California’s Medical Injury Compensation Reform Act (MICRA) enacted in 1975 capped noneconomic damages in medical malpractice at $250,000. Noneconomic damages are those such as pain and suffering. For people who have low-wage jobs (or no jobs), especially older people, noneconomic damages are particularly important as they may have no proof of lost wages on which to base an economic claim for recovery. Moreover, under such caps even a lifetime of pain and suffering will be under-compensated for those without an economic claim.
Trent Hughes was injured in a vehicle accident which resulted in a severe spinal cord injury. After a physician misdiagnosed his injury and failed to perform timely surgery he incurred permanent injuries and, as a result, was left a paraplegic. A jury found that misdiagnosis and delay in receiving treatment also left him with a lifetime of pain and suffering in addition to massive future medical costs and lost wages. They awarded Hughes and his wife 3.75 million dollars in noneconomic damages, which a judge reduced to the statutory maximum of $250,000 each – the statutory cap that has not been updated in 39 years.
Hughes alleges that the law is not only outdated but a fundamental violation of the state constitutional right to trial by jury. For example, capping damages removes an important question from a jury – implicating the right to a jury trial on the full merits of the case. He also alleges that restricting what a jury is entitled to hear might also implicate separation of powers delineated in the state’s constitution. That is, such a law might be considered overstepping by the legislature into matters that are properly the realm of the judicial branch. Recently, several other state supreme courts have concluded that caps on medical malpractice violate the state constitutional guarantees to trial by jury and separation of powers.

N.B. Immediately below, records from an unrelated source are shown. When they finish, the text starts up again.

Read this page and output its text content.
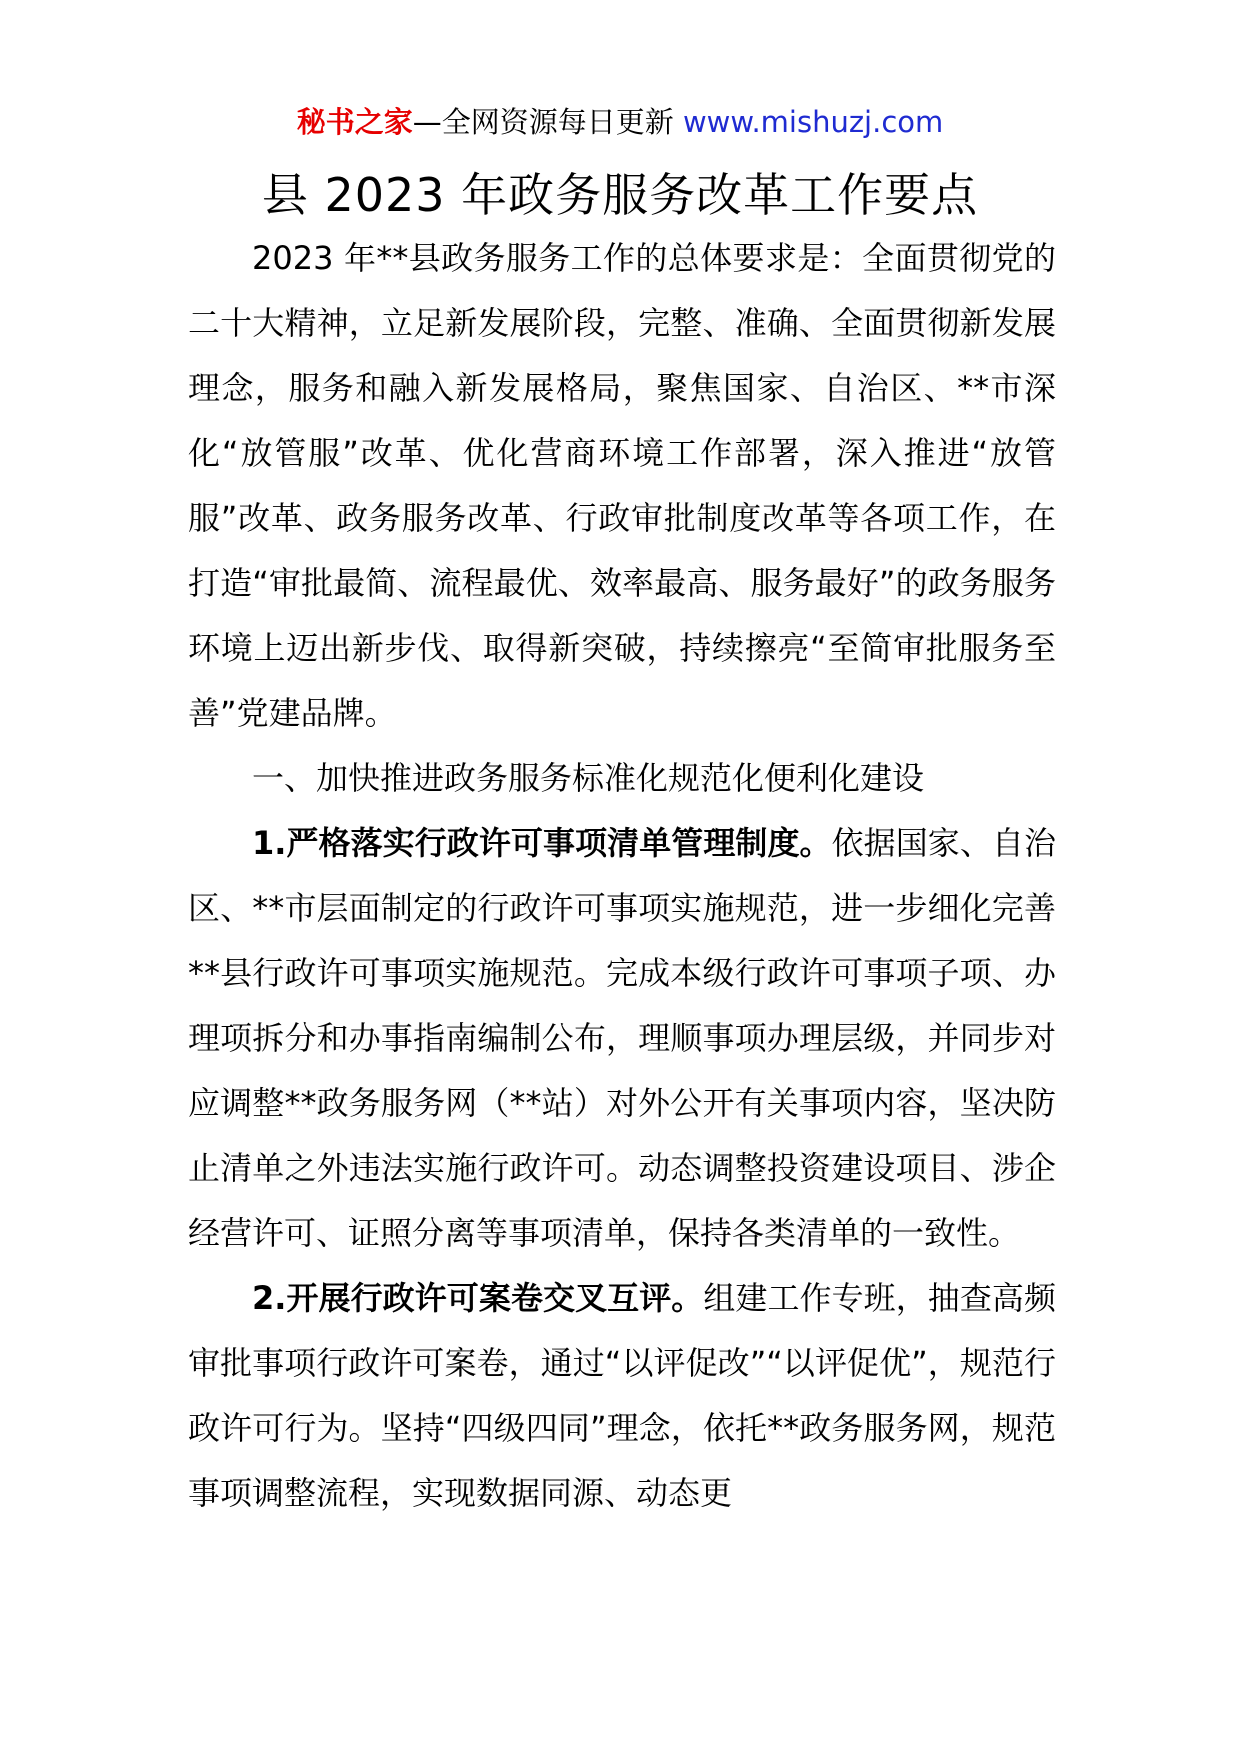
秘书之家—全网资源每日更新 www.mishuzj.com
县 2023 年政务服务改革工作要点

2023 年**县政务服务工作的总体要求是：全面贯彻党的二十大精神，立足新发展阶段，完整、准确、全面贯彻新发展理念，服务和融入新发展格局，聚焦国家、自治区、**市深化“放管服”改革、优化营商环境工作部署，深入推进“放管服”改革、政务服务改革、行政审批制度改革等各项工作，在打造“审批最简、流程最优、效率最高、服务最好”的政务服务环境上迈出新步伐、取得新突破，持续擦亮“至简审批服务至善”党建品牌。

一、加快推进政务服务标准化规范化便利化建设

1.严格落实行政许可事项清单管理制度。依据国家、自治区、**市层面制定的行政许可事项实施规范，进一步细化完善**县行政许可事项实施规范。完成本级行政许可事项子项、办理项拆分和办事指南编制公布，理顺事项办理层级，并同步对应调整**政务服务网（**站）对外公开有关事项内容，坚决防止清单之外违法实施行政许可。动态调整投资建设项目、涉企经营许可、证照分离等事项清单，保持各类清单的一致性。

2.开展行政许可案卷交叉互评。组建工作专班，抽查高频审批事项行政许可案卷，通过“以评促改”“以评促优”，规范行政许可行为。坚持“四级四同”理念，依托**政务服务网，规范事项调整流程，实现数据同源、动态更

The question is now before the California Supreme Court, where AARP Foundation Litigation attorneys have filed AARP’s letter brief with eight other organizations concerned with access to justice asking the court to review the statutory cap.
The letter brief spotlights the disproportionate effect caps on non-economic damages have on the poor, racial minorities, women, and older people. For example, older patients in hospitals are particularly susceptible to treatment-related injuries like falls, hospital-acquired infections, adverse drug events, pressure sores, and surgical complications. They are also more likely than other patients to suffer misdiagnosis and/or delay in treatment. The risks skyrocket when one adds long-term care facilities to hospitals in analyzing the data. Approximately 1.2 million persons aged 65 or older live in long term care facilities, and from this population nearly 150,000 allegations of abuse or neglect were reported in 2012 alone.
What’s at Stake
Older people suffer serious medical errors at twice the rates of other patients but in states where laws like MICRA exist, they are often unable to seek full redress in courts. Moreover, retirees and older people near the end of their wage-earning careers are disproportionately harmed by a system that hinges on economic recovery for lost and future wages.
Hughes v. Pham is before the Supreme Court of California.